Comparisons with extant perissodactyls confirm that Coelodonta was a hindgut fermentor with a single stomach, and as such would have grazed upon cellulose-rich, protein-poor fodder. This method of digestion would have required a large throughput of food and thus links the large mouthful size to the low nutritive content of the chosen grasses and sedges.


Many species of Pleistocene megafauna, like the wooly rhinoceros, became extinct around the same time period. Human hunting is often cited as one cause. Other theories for the cause of the extinctions are climate change associated with the receding Ice age and the hyperdisease hypothesis.

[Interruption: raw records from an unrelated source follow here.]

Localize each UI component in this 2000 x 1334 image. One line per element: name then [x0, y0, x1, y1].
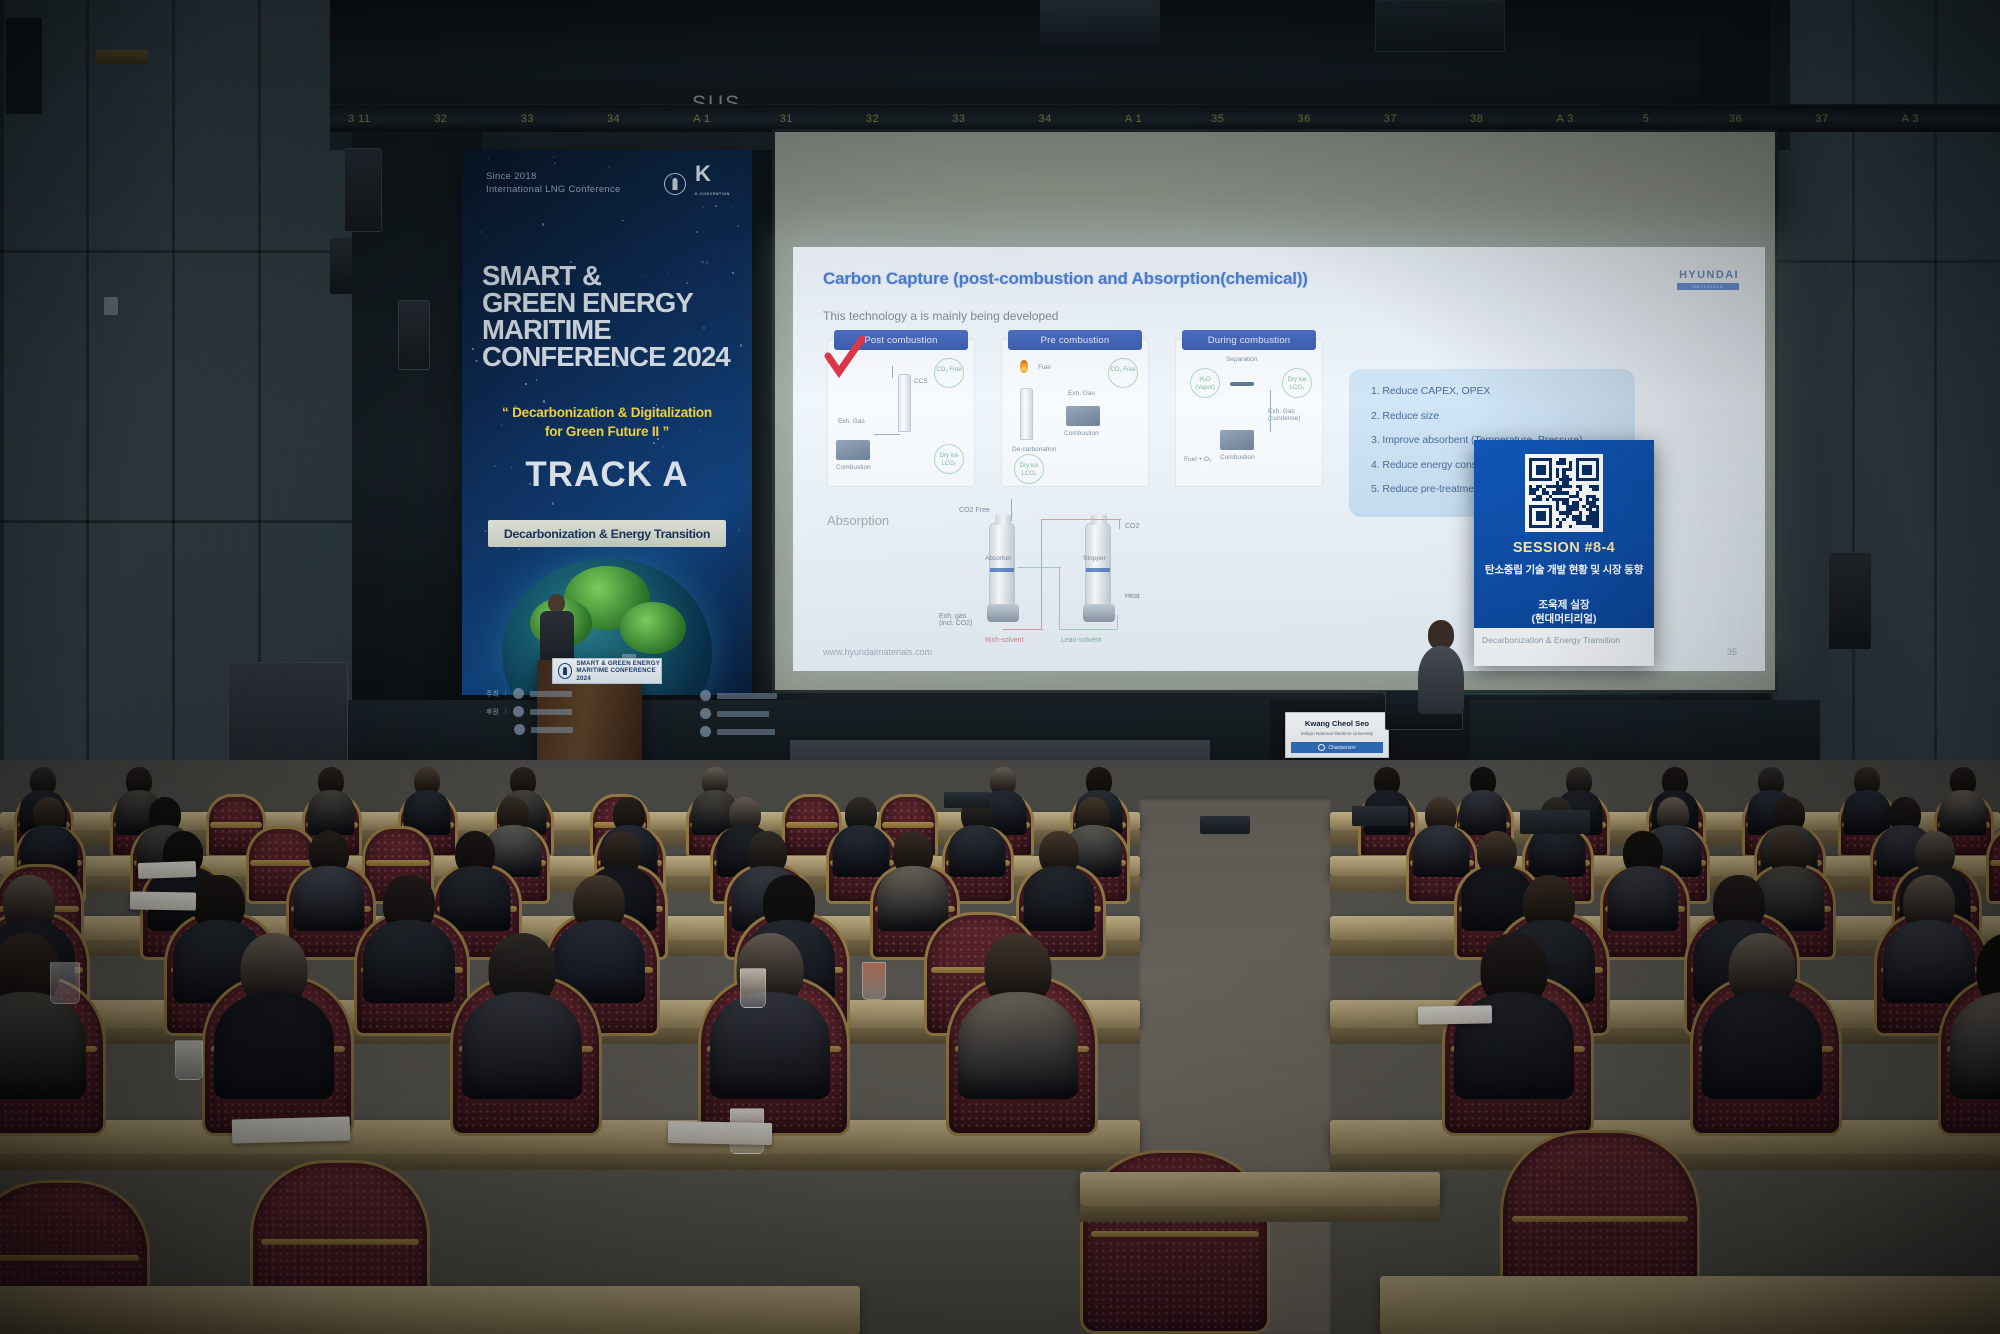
- banner-since-text: Since 2018: [486, 171, 537, 182]
- engine-icon-3: [1220, 430, 1254, 450]
- tip-item: 1. Reduce CAPEX, OPEX: [1371, 385, 1635, 397]
- session-topic-korean: 탄소중립 기술 개발 현황 및 시장 동향: [1474, 562, 1654, 577]
- audience-person[interactable]: [363, 875, 455, 993]
- laptop[interactable]: [1200, 816, 1250, 834]
- rail-tick: 37: [1384, 113, 1397, 125]
- audience-person[interactable]: [948, 797, 1005, 871]
- qr-code[interactable]: [1525, 454, 1603, 532]
- banner-subtitle-text: International LNG Conference: [486, 184, 621, 195]
- session-speaker-korean: 조욱제 실장 (현대머티리얼): [1474, 598, 1654, 626]
- support-label: 후원: [486, 707, 499, 717]
- slide-footer-url: www.hyundaimaterials.com: [823, 647, 932, 657]
- laptop[interactable]: [944, 792, 990, 808]
- wall-speaker-left-2: [398, 300, 430, 370]
- rail-tick: 31: [780, 113, 793, 125]
- drink-cup[interactable]: [862, 962, 886, 1000]
- lean-solvent-tag: Lean-solvent: [1061, 637, 1101, 644]
- session-track-footer: Decarbonization & Energy Transition: [1474, 628, 1654, 666]
- pre-combustion-button[interactable]: Pre combustion: [1008, 330, 1142, 350]
- banner-track-label: TRACK A: [462, 455, 752, 495]
- decarbonation-tower: [1020, 388, 1033, 440]
- rail-tick: 5: [1643, 113, 1650, 125]
- audience-person[interactable]: [214, 933, 334, 1085]
- slide-subtitle: This technology a is mainly being develo…: [823, 309, 1058, 323]
- audience-person[interactable]: [1607, 831, 1678, 923]
- audience-person[interactable]: [20, 797, 77, 871]
- drink-cup[interactable]: [50, 962, 80, 1004]
- wall-speaker-right-2: [1828, 552, 1872, 650]
- audience-person[interactable]: [877, 831, 948, 923]
- audience-person[interactable]: [403, 767, 450, 829]
- co2-tag: CO2: [1125, 523, 1139, 530]
- drink-cup[interactable]: [175, 1040, 203, 1080]
- banner-logos: K K-CONVENTION: [664, 164, 730, 204]
- rail-tick: 34: [607, 113, 620, 125]
- ccs-tower: [898, 374, 911, 432]
- audience-desk[interactable]: [1380, 1276, 2000, 1334]
- notebook[interactable]: [130, 891, 196, 910]
- audience-desk[interactable]: [1080, 1172, 1440, 1206]
- rail-tick: A 3: [1556, 113, 1573, 125]
- banner-title: SMART & GREEN ENERGY MARITIME CONFERENCE…: [482, 262, 730, 370]
- notebook[interactable]: [138, 861, 197, 879]
- co2-free-tag: CO2 Free: [959, 507, 990, 514]
- rail-tick: 33: [952, 113, 965, 125]
- audience-person[interactable]: [293, 831, 364, 923]
- ceiling-projector: [1040, 0, 1160, 46]
- left-wall: [0, 0, 352, 770]
- slide-title: Carbon Capture (post-combustion and Abso…: [823, 269, 1308, 289]
- absorber-column: [989, 523, 1015, 609]
- absorption-diagram: Absorption Absorber Stripper CO2 Free CO…: [813, 497, 1333, 647]
- session-number: SESSION #8-4: [1474, 540, 1654, 556]
- audience-desk[interactable]: [0, 1286, 860, 1334]
- k-convention-logo: K K-CONVENTION: [695, 164, 730, 204]
- audience-person[interactable]: [462, 933, 582, 1085]
- notebook[interactable]: [668, 1121, 772, 1145]
- audience-person[interactable]: [710, 933, 830, 1085]
- conference-emblem-icon: [664, 173, 686, 195]
- hyundai-materials-logo: HYUNDAI MATERIALS: [1677, 269, 1739, 290]
- rail-tick: 38: [1470, 113, 1483, 125]
- rail-tick: A 3: [1902, 113, 1919, 125]
- stripper-label: Stripper: [1083, 555, 1106, 562]
- rail-tick: 34: [1039, 113, 1052, 125]
- sponsor-logos: 주최 | 후원 |: [486, 688, 736, 750]
- ceiling-projector-box: [1375, 0, 1505, 52]
- audience-person[interactable]: [1023, 831, 1094, 923]
- wall-speaker-left: [344, 148, 382, 232]
- stripper-column: [1085, 523, 1111, 609]
- audience-person[interactable]: [1939, 767, 1986, 829]
- engine-icon-2: [1066, 406, 1100, 426]
- chairperson-nameplate: Kwang Cheol Seo Mokpo National Maritime …: [1285, 712, 1389, 758]
- nameplate-name: Kwang Cheol Seo: [1286, 719, 1388, 728]
- notebook[interactable]: [232, 1116, 351, 1143]
- audience-person[interactable]: [307, 767, 354, 829]
- podium-sign: SMART & GREEN ENERGY MARITIME CONFERENCE…: [552, 658, 662, 684]
- rail-tick: 36: [1297, 113, 1310, 125]
- laptop[interactable]: [1520, 810, 1590, 834]
- combustion-cards-row: Post combustion CO₂ Free CCS Exh. Gas Dr…: [827, 339, 1327, 489]
- notebook[interactable]: [1418, 1005, 1492, 1024]
- audience-person[interactable]: [1950, 933, 2000, 1085]
- banner-quote: “ Decarbonization & Digitalization for G…: [462, 403, 752, 441]
- rail-tick: A 1: [693, 113, 710, 125]
- exh-gas-tag: Exh. gas (incl. CO2): [939, 613, 979, 627]
- ceiling-rail: 3 11323334A 131323334A 135363738A 353637…: [330, 104, 2000, 132]
- nameplate-affiliation: Mokpo National Maritime University: [1286, 731, 1388, 736]
- conference-room-photo: SUS 3 11323334A 131323334A 135363738A 35…: [0, 0, 2000, 1334]
- engine-icon: [836, 440, 870, 460]
- audience-person[interactable]: [1528, 797, 1585, 871]
- heat-tag: Heat: [1125, 593, 1140, 600]
- laptop[interactable]: [1352, 806, 1408, 826]
- rail-tick: 36: [1729, 113, 1742, 125]
- rail-tick: A 1: [1125, 113, 1142, 125]
- nameplate-role: Chairperson: [1291, 742, 1383, 753]
- during-combustion-button[interactable]: During combustion: [1182, 330, 1316, 350]
- absorber-label: Absorber: [985, 555, 1011, 562]
- conference-emblem-icon-podium: [558, 663, 572, 679]
- drink-cup[interactable]: [740, 968, 766, 1008]
- rail-tick: 32: [866, 113, 879, 125]
- absorption-label: Absorption: [827, 513, 889, 528]
- audience-person[interactable]: [958, 933, 1078, 1085]
- rail-tick: 35: [1211, 113, 1224, 125]
- session-display-panel: SESSION #8-4 탄소중립 기술 개발 현황 및 시장 동향 조욱제 실…: [1474, 440, 1654, 666]
- rail-tick: 37: [1815, 113, 1828, 125]
- host-label: 주최: [486, 689, 499, 699]
- rail-tick: 33: [521, 113, 534, 125]
- banner-left: Since 2018 International LNG Conference …: [462, 150, 752, 695]
- rich-solvent-tag: Rich-solvent: [985, 637, 1024, 644]
- rail-tick: 3 11: [348, 113, 371, 125]
- combustion-card-during: During combustion Separation H₂O (Vapor)…: [1175, 339, 1323, 487]
- co2-free-badge: CO₂ Free: [934, 358, 964, 388]
- combustion-card-post: Post combustion CO₂ Free CCS Exh. Gas Dr…: [827, 339, 975, 487]
- slide-page-number: 35: [1727, 647, 1737, 657]
- seated-chair-person: [1418, 620, 1464, 710]
- tip-item: 2. Reduce size: [1371, 410, 1635, 422]
- audience-person[interactable]: [1702, 933, 1822, 1085]
- chair[interactable]: [1986, 826, 2000, 904]
- emblem-icon-small: [1318, 744, 1325, 751]
- combustion-card-pre: Pre combustion Fuel CO₂ Free Exh. Gas Co…: [1001, 339, 1149, 487]
- flame-icon: [1020, 360, 1028, 373]
- audience-person[interactable]: [0, 933, 86, 1085]
- banner-track-chip: Decarbonization & Energy Transition: [488, 520, 726, 547]
- rail-tick: 32: [434, 113, 447, 125]
- banner-since: Since 2018 International LNG Conference: [486, 170, 621, 196]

Its shape was known only from prehistoric cave drawings until a completely preserved specimen (missing only the fur and hooves) was discovered in a tar pit in Starunia, Poland. The specimen, an adult female, is now on display in the Polish Academy of Sciences's Museum of Natural History in Kraków. The woolly rhinoceros roamed much of Northern Europe and was common in the then cold, arid desert that is southern England and the North Sea today. During Greenland Stadial 2 (The Last Glacial Maximum) the North Sea did not exist as sea levels were up to 125 meters lower than today.

The woolly rhinoceros co-existed with woolly mammoths and several other extinct larger mammals. No specimens have been dated in the U.K. after 15,000 14C years B.P.

Recent radiocarbon dating indicates that populations survived as recently as 8,000 B.C. in Western Siberia. However, the accuracy of this date is uncertain as several radiocarbon plateaus exist around this time. The extinction does not coincide with the end of the last ice age but does coincide however, with a minor yet severe climatic reversal that lasted for about 1,000–1,250 years, the Younger Dryas (GS1 - Greenland Stadial 1), characterized by glacial readvances and severe cooling globally, a brief interlude in the continuing warming subsequent to the termination of the last major ice age (GS2), thought to have been due to a shutdown of the thermohaline circulation in the ocean due to huge influxes of cold, fresh water from the preceding sustained glacial melting during the warmer Interstadial (GI1 - Greenland Interstadial 1 - ca. 16,000 - 11,450 14c years B.P.).

A relative, the hairy sumatran rhinoceros (Dicerorhinus sumatrensis), still lives in Southeast Asia, as an endangered species.